Middletown to create new response team for drug overdoses


BY THE NUMBERS

In the past two years, 326 people have died from drug overdoses in Butler County, according to the Coroner’s Office.

2014: 137 overdoses in Butler County. Of those, 46 died in Hamilton and 39 died in Middletown, and 35 and 28, respectively were heroin-related

2015: 189 overdoses in Butler County. Hamilton had 71 drug overdoses and 57 were heroin-related; Middletown had 47 overdoses and 34 were heroin-related.

Source: Butler County Coroner’s Office

The city will use grant money to start a quick response team — comprised of a Middletown paramedic, a police officer and a social worker — to respond to drug overdoses in hopes of duplicating the positive results another community has seen with a similar program.

The Middletown Community Foundation recently announced $72,000 in competitive grants, and the city received $7,500 — the third largest grant this quarter — to help fund the first phase of its Heroin Summit Plan.

Council approved $86,000 toward the plan last month and the city has a few other grant requests still awaiting action, according to City Manager Doug Adkins, who formed a Heroin Summit early last year in response to what has been called "a heroin epidemic" in the region.

One piece of the plan is the creation by June 30 of the three-person quick response team. When an addict is identified, the three-way partnership of paramedic/police/social worker will follow up with the addict and offer them a path to sobriety and treatment.

“It’s not about arrest, it’s about ending the addiction,” Adkins said.

Addicts who want assistance will be helped by the city to get into treatment, he said. But if the addicts continue to use and are not ready to get into rehab, the city will no longer “tolerate” them and they will be encouraged to move, he said.

This approach, he said, has seen positive results in Colerain Twp. and the city hopes to duplicate its successes.

Dan Meloy, public safety director for Colerain Twp., implemented the program last year, and so far, he said, nearly 80 percent of those who overdosed sought treatment within three to five days.

He said the intervention team goes to where an addict lives and provides an assessment of their needs. He said of the 106 overdoses in the township since July 2015, 84 people sought inpatient or outpatient treatment.

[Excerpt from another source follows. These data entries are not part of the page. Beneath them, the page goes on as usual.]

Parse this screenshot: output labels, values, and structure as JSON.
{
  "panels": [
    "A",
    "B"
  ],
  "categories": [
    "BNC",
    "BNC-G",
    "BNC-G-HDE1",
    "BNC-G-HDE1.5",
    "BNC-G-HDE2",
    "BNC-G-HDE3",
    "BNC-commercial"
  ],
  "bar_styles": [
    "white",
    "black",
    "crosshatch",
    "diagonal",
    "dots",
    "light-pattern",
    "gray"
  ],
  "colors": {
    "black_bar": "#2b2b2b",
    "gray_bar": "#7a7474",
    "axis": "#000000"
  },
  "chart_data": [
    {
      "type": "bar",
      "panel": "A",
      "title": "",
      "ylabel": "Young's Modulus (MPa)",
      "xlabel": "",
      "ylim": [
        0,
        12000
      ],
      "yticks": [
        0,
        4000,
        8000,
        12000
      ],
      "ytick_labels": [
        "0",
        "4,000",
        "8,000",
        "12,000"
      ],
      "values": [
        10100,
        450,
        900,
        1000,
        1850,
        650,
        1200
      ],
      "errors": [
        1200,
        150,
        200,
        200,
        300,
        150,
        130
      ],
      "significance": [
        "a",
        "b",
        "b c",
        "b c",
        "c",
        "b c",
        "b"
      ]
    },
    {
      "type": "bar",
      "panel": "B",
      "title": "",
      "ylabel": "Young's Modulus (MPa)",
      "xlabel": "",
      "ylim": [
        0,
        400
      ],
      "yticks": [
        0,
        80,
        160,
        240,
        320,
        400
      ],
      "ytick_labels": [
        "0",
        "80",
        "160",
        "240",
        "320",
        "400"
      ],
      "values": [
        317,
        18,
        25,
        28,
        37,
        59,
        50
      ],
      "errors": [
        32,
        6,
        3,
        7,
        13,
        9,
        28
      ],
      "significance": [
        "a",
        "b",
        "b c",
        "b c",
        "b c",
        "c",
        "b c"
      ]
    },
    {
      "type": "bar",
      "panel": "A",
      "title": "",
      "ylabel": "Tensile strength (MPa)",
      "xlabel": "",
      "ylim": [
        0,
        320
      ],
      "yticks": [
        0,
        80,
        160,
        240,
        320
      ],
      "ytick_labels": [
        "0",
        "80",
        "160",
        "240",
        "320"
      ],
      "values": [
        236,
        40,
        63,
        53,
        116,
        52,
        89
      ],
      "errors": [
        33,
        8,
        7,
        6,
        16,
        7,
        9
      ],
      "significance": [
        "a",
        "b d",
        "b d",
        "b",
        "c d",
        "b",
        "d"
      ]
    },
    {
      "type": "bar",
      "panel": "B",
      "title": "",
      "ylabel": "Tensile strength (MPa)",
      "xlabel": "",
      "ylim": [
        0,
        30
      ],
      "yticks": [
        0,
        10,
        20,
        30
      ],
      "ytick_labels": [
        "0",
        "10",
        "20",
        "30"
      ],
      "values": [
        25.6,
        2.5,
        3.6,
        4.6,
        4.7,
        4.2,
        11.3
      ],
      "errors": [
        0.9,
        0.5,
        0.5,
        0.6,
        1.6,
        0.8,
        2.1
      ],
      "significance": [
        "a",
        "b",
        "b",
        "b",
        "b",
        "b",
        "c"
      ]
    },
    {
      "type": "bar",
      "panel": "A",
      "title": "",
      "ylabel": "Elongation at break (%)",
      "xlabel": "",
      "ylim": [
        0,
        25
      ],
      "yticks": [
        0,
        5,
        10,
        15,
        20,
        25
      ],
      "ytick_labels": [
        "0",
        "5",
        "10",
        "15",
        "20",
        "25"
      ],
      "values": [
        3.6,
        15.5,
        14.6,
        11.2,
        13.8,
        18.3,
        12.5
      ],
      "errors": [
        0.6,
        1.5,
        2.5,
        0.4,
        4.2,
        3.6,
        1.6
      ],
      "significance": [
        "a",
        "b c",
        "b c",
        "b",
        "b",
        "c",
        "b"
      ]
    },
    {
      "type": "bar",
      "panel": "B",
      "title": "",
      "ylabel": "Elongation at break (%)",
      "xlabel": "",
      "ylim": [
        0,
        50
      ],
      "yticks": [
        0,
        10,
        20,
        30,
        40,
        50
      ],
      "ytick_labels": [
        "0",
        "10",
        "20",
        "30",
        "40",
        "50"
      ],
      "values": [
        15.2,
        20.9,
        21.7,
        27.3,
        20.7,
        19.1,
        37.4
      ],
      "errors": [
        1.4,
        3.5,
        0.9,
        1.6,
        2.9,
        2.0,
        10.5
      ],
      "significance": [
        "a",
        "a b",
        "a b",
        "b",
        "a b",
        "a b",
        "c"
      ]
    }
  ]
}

Meloy said he has been told that percentage means the program is successful, but he wants to reach all the addicts.

Right now, he said, the team goes out into the community every Wednesday, and he’s hoping to expand that to two days a week because of the growing need.

“There is more to do than we thought,” he said. “But we had to do something because people were dying.”

While Middletown has been working on a “compassionate approach” to dealing with addicts, Adkins said the city also is changing how it approaches heroin from a public safety perspective.

The city recently obtained a fourth canine officer to be used in the fight against heroin.

Police will pinpoint “hot spots” for drug activity, and if the “hot spots” move, the city will attack again in the new location, Adkins said.

RELATED: Middletown may convert fire station into halfway house

The city also enacted a Chronic Nuisance Ordinance last fall.

If there are two drug related activities at a Middletown residence, the property is labeled a chronic nuisance property. If the city has to respond a third time for drug related activity, the owner of the property is invoiced for the entire cost of future responses by public safety.

Opiate abuse is a “massive problem” in the community that costs millions of dollars in city services and human life, said T. Duane Gordon, executive director of MCF.

“If we can save taxpayer dollars that are currently flowing down the hole as a result of this epidemic in our community, that’s a great return, but if these dollars can save a life or two or three, then to those families that means the world,” Gordon said.

The Heroin Summit group of public safety, health and community leaders have met numerous times during the past 16 months to plan ways to reduce the number of overdoses throughout Butler and Warren counties.

“We applaud the city for taking the past several months to look at the issue from all angles and identify several steps to take to reduce the harm that it is causing to our community. We are happy to help in a small way to deal with this huge problem,” Gordon said.